Verslag van de vergadering van 10 december 2024 (2024/2025 nr. 12)
Status: ongecorrigeerd
Aanvang: 20.50 uur
Een verslag met de status "ongecorrigeerd" is niet voor citaten en er kan geen recht aan ontleend worden.
De heer Van Apeldoorn i (SP):
Dank, voorzitter. Dank aan de bewindslieden, ook aan de niet-aanwezige bewindslieden, voor de beantwoording. Ik deel ook de complimenten aan de kersverse staatssecretaris. Veel van mijn vragen zijn beantwoord, maar nog niet al mijn vragen. Ik loop dus nog even een aantal punten langs.
Ik had het over de winstzekerheid die boven de bestaanszekerheid wordt gesteld en de cadeaus aan het kapitaal van dit Belastingplan. Dat waren er vier. Het zijn er waarschijnlijk nog meer, maar ik houd het even bij een lijstje van vier. Een. De inkoopfaciliteit van eigen aandelen. De staatssecretaris zegt in zijn beantwoording dat het allemaal om een nauw omschreven uitzondering gaat, maar deze uitzondering kost dus wel 800 miljoen à 2 miljard per jaar. Is het niet zo dat veel grote beursgenoteerde bedrijven hun winst uitkeren via inkoop van eigen aandelen en het met dit Belastingplan dus weer onbelast wordt, omdat er geen sprake van dividendbelasting is? Dat is toch gewoon een feit? Je kunt dat politiek verschillend wegen, maar mijn fractie vindt dat buitengewoon betreurenswaardig. Heel veel belasting wordt dan niet geheven over wat de facto een winstuitkering is.
De expatregeling, cadeau nummer twee, wordt verruimd met dit Belastingplan. Maar ik ben blij dat de staatssecretaris tegelijkertijd een nieuwe versobering aankondigt. Wij zijn het eens dat ongereguleerde arbeidsmigratie ook maatschappelijk ongewenste effecten heeft. Dat geldt ook voor de expats, bijvoorbeeld als het gaat om de woningmarkt. Arbeidsmigratie is hier een verdienmodel. Wij zien nieuwe plannen voor versobering dus graag tegemoet.

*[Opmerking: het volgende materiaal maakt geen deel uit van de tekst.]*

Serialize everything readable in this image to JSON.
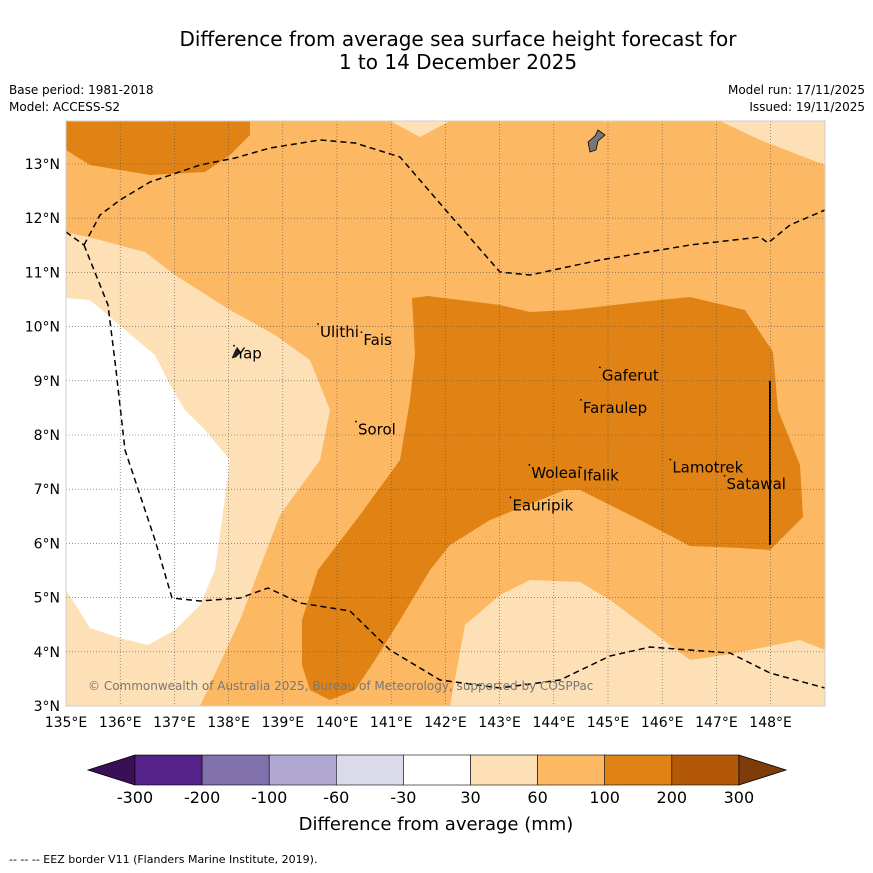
{
  "title": {
    "line1": "Difference from average sea surface height forecast for",
    "line2": "1 to 14 December 2025"
  },
  "meta_left": {
    "base_period": "Base period: 1981-2018",
    "model": "Model: ACCESS-S2"
  },
  "meta_right": {
    "model_run": "Model run: 17/11/2025",
    "issued": "Issued: 19/11/2025"
  },
  "map": {
    "lon_range": [
      135,
      149
    ],
    "lat_range": [
      3,
      13.8
    ],
    "lon_ticks": [
      "135°E",
      "136°E",
      "137°E",
      "138°E",
      "139°E",
      "140°E",
      "141°E",
      "142°E",
      "143°E",
      "144°E",
      "145°E",
      "146°E",
      "147°E",
      "148°E"
    ],
    "lat_ticks": [
      "3°N",
      "4°N",
      "5°N",
      "6°N",
      "7°N",
      "8°N",
      "9°N",
      "10°N",
      "11°N",
      "12°N",
      "13°N"
    ],
    "places": [
      {
        "name": "Yap",
        "lon": 138.1,
        "lat": 9.5
      },
      {
        "name": "Ulithi",
        "lon": 139.65,
        "lat": 9.9
      },
      {
        "name": "Fais",
        "lon": 140.45,
        "lat": 9.75
      },
      {
        "name": "Sorol",
        "lon": 140.35,
        "lat": 8.1
      },
      {
        "name": "Gaferut",
        "lon": 144.85,
        "lat": 9.1
      },
      {
        "name": "Faraulep",
        "lon": 144.5,
        "lat": 8.5
      },
      {
        "name": "Woleai",
        "lon": 143.55,
        "lat": 7.3
      },
      {
        "name": "Ifalik",
        "lon": 144.5,
        "lat": 7.25
      },
      {
        "name": "Eauripik",
        "lon": 143.2,
        "lat": 6.7
      },
      {
        "name": "Lamotrek",
        "lon": 146.15,
        "lat": 7.4
      },
      {
        "name": "Satawal",
        "lon": 147.15,
        "lat": 7.1
      }
    ],
    "copyright": "© Commonwealth of Australia 2025, Bureau of Meteorology, supported by COSPPac"
  },
  "legend": {
    "ticks": [
      "-300",
      "-200",
      "-100",
      "-60",
      "-30",
      "30",
      "60",
      "100",
      "200",
      "300"
    ],
    "label": "Difference from average (mm)",
    "colors": [
      "#3b0e58",
      "#542288",
      "#8070ac",
      "#b1a8d1",
      "#dadaeb",
      "#ffffff",
      "#fee0b6",
      "#fdb863",
      "#e08214",
      "#b35806",
      "#7f3b08"
    ]
  },
  "footnote": "--  --  -- EEZ border V11 (Flanders Marine Institute, 2019)."
}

Het derde cadeau aan het kapitaal betreft de directeur-grootaandeelhouders. Het tarief van box 2 gaat van 33% naar 31%. De staatssecretaris heeft het hier over een goede balans, of een goed evenwicht. Ik weet niet precies welke woorden hij gebruikte voor box 2 in vergelijking met box 1. Maar het is toch een feit dat de effectieve belastingdruk in box 2 veelal lager ligt dan in box 1, zo vraag ik de staatssecretaris. Dat is ook omdat veel ondernemers in box 2 onder het lage vpb-tarief vallen. Hoezo is dat dan evenwichtig? Daar komt nog eens een keer bij dat je in box 2 ook een half miljoen mag lenen.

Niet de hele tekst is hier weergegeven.